陶陶特别老实地说:“我的意思是,我不会嫌弃你生理上的缺陷,所以就算我们之间无法做成某些事情,你也不要介意,我对你的感情依旧是不变的。”
凌忍的内心是沸腾的,他不知道是在什么时候,给陶陶造成了这样的错觉,所以一直以来,她都把他当成了一个“无法做成某些事情”的人?
虽说没有实践就没有发言权,不过凌忍对自己的身体还是比较了解的,他觉得很有必要让陶陶也变得和他一样的了解。

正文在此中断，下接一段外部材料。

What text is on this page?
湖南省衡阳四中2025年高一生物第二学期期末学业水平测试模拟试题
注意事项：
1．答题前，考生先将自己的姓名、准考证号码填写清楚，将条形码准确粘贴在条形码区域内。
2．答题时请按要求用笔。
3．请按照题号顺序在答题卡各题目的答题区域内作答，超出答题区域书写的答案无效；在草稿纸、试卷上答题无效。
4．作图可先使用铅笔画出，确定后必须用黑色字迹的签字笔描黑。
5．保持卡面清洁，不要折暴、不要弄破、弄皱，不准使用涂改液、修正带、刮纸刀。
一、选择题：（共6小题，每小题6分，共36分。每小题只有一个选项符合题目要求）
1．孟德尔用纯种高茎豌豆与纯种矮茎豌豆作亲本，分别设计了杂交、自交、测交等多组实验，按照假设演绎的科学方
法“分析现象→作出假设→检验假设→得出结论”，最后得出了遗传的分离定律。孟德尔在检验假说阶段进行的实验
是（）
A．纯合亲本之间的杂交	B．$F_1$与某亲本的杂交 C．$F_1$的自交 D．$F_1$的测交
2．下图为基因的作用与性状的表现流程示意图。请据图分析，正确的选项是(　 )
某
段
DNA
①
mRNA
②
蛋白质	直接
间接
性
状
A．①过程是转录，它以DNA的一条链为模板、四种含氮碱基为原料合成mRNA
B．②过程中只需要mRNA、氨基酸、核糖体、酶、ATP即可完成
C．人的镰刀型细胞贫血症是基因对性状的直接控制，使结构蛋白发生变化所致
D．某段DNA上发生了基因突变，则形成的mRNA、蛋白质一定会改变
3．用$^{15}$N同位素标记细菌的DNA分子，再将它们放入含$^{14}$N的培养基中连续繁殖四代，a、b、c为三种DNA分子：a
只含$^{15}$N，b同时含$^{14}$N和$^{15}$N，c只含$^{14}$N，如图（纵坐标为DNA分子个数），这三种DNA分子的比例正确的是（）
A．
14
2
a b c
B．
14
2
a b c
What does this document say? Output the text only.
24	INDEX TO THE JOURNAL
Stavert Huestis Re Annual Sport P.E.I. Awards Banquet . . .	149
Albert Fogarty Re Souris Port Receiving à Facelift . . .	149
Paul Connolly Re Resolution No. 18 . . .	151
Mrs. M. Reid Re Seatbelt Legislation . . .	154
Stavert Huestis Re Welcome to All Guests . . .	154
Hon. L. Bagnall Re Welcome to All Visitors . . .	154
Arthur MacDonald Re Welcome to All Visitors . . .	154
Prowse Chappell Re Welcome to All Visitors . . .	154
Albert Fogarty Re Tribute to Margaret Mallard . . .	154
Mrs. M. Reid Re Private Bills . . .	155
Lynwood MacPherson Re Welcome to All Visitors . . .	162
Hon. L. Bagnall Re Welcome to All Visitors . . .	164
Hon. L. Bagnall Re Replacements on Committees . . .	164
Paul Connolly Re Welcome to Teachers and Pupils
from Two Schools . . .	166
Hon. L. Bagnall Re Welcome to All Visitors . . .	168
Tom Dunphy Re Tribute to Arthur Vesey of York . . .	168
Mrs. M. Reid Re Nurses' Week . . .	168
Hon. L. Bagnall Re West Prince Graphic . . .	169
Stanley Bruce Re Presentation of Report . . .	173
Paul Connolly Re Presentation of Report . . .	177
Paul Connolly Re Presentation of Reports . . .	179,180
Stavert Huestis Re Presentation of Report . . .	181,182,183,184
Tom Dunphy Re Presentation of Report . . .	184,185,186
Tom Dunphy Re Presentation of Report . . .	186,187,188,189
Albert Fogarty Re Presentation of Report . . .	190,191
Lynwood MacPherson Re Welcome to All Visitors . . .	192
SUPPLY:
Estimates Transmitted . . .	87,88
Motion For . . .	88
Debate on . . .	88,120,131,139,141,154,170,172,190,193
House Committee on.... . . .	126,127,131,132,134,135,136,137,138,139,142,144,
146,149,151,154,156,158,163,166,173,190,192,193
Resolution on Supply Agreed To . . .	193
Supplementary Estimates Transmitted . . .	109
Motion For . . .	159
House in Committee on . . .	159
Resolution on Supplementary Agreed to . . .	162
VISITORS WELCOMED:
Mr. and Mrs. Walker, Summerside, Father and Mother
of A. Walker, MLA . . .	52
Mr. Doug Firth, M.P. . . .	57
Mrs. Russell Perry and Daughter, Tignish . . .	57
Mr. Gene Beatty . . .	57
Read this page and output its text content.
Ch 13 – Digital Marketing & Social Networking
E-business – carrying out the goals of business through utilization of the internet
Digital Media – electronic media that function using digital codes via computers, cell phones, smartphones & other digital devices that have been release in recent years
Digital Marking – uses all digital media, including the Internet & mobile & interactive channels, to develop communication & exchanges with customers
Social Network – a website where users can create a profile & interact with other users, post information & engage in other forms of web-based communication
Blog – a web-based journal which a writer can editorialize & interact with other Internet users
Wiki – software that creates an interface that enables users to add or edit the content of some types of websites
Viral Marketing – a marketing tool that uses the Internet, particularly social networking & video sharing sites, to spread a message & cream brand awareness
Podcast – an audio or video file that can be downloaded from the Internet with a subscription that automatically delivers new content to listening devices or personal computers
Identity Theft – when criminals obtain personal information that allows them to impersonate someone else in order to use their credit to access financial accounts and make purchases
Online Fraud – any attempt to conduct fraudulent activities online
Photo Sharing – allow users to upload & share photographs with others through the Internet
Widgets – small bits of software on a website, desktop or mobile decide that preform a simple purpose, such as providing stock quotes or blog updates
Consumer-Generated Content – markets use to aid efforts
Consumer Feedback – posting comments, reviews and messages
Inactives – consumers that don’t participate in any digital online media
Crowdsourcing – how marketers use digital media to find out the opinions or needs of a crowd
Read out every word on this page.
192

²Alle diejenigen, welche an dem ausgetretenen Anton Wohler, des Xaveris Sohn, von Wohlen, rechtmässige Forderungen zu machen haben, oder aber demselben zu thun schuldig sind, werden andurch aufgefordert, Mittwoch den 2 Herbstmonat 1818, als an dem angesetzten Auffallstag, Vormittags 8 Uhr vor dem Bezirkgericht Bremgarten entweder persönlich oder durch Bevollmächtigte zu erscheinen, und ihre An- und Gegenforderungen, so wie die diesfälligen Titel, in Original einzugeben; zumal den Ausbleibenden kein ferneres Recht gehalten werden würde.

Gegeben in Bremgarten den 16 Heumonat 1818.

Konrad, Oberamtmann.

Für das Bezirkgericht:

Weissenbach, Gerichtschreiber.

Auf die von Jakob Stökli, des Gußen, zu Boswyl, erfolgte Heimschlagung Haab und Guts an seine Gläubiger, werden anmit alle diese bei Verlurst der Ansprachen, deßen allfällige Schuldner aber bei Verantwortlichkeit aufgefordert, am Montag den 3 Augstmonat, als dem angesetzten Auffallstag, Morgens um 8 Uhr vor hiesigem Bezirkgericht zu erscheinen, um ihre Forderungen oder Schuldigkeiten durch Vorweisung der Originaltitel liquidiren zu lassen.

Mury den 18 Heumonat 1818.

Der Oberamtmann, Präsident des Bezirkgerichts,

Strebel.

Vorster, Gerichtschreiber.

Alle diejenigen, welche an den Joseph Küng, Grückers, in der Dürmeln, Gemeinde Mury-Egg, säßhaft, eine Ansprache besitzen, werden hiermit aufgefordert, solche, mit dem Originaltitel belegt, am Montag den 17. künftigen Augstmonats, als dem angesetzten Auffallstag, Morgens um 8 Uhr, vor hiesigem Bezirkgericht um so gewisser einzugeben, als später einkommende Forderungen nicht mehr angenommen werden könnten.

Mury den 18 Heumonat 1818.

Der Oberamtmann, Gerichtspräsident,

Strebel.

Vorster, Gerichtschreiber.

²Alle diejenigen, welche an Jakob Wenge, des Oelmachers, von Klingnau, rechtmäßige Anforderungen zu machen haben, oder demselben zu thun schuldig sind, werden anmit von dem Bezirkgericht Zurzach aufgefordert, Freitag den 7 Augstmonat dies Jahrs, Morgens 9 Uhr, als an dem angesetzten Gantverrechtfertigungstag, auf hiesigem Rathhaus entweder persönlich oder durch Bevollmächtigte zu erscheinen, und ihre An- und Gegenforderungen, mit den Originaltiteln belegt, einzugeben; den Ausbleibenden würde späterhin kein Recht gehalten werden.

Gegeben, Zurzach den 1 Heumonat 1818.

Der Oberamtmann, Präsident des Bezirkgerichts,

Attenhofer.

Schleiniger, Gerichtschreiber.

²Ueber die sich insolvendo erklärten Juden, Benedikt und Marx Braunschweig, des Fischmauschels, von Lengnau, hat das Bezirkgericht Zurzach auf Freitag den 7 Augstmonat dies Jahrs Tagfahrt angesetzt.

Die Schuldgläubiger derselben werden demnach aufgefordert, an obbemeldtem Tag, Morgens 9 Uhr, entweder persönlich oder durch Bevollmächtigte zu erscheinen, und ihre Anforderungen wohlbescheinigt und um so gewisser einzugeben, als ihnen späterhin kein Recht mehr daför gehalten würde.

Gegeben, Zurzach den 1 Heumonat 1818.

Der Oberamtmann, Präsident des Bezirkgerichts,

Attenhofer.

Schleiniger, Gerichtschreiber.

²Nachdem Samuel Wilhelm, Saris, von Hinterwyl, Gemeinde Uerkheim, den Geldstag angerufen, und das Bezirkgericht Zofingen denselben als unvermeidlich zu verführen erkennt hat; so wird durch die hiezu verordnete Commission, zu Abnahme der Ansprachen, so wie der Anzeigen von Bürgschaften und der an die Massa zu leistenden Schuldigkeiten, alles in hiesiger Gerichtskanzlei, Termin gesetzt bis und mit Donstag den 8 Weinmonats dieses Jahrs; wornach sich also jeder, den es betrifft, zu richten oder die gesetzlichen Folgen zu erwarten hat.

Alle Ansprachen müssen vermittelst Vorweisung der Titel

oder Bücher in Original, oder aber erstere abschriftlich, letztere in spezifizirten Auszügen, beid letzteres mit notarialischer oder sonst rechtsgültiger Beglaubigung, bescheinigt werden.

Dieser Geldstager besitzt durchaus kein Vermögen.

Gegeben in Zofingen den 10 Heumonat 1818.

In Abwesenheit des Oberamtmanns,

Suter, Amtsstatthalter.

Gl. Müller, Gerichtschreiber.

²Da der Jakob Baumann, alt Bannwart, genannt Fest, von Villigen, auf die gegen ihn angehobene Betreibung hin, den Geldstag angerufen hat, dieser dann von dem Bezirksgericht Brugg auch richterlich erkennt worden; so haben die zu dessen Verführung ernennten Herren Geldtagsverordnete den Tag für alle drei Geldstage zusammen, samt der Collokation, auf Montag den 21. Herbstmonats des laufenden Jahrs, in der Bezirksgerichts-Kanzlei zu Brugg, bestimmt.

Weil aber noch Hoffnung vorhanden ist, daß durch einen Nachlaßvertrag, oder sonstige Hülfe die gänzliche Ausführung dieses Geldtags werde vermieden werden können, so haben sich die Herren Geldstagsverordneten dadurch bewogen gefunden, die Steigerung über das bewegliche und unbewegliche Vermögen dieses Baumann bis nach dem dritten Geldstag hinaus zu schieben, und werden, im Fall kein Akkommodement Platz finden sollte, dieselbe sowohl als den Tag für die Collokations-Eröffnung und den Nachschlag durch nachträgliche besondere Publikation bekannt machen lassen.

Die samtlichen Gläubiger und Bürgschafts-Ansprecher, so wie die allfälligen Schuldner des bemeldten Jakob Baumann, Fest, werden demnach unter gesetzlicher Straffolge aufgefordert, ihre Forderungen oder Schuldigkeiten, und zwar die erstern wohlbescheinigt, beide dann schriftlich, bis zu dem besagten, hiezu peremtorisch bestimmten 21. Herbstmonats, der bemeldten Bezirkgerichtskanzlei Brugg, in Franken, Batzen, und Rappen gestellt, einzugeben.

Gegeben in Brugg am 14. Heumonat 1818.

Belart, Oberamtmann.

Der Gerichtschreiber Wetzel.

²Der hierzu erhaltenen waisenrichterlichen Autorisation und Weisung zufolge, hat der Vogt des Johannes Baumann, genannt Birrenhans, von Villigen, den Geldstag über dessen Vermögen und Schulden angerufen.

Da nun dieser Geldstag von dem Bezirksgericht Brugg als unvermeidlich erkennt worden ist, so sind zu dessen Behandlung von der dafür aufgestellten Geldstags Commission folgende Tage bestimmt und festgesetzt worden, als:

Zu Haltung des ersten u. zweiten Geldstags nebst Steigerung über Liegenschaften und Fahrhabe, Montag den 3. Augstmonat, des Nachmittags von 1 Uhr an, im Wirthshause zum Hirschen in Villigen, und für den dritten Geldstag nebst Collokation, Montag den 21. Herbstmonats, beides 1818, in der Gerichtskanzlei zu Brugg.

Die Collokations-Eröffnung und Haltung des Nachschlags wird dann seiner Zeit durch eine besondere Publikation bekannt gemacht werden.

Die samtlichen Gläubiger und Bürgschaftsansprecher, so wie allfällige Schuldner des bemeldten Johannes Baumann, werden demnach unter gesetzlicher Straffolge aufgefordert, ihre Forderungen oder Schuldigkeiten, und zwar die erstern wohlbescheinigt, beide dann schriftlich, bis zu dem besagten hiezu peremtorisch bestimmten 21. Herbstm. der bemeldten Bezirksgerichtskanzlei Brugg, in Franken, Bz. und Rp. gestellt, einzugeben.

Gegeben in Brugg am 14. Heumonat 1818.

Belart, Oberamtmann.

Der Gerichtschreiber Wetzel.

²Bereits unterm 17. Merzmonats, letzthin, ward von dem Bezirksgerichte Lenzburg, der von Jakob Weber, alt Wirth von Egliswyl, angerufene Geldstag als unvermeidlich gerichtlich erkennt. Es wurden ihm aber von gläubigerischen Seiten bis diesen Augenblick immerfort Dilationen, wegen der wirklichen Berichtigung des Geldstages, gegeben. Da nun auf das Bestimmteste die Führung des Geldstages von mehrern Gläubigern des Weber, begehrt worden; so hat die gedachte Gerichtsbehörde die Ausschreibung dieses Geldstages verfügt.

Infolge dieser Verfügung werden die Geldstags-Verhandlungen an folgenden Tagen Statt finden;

于是凌忍也没有多做任何解释,只问她:“你明天上班吗?”
陶陶觉得这话真是明知故问了,强调道:“上啊,我都忙到加班了,怎么会不上班。”
凌忍了然地说:“没关系,帮你请假的事情,我也是个熟练工了。”
陶陶奇怪地问道:“为什么你要帮我请假啊?”
凌忍笑起来就是春风般怡人的模样,他愉快地说:“我掐指一算,明天你不宜上班,宜加深我们之间的了解。”
陶陶觉得加深了解这件事也没有那么急迫,完全不必请假,不过两人正腻歪到兴头上,她也不想破坏气氛,就没反驳。
凌忍又问道:“上次我不是跟你说了,我连儿子的名字都想好了吗?怎么,你不想要孩子吗?”
陶陶平静地说:“我没有特别强烈的自己一定必须要生孩子的想法,有了我会很开心,没有我也不遗憾,毕竟我是因为喜欢你才想和你在一起,并不是为了生孩子,我们才在一起的。”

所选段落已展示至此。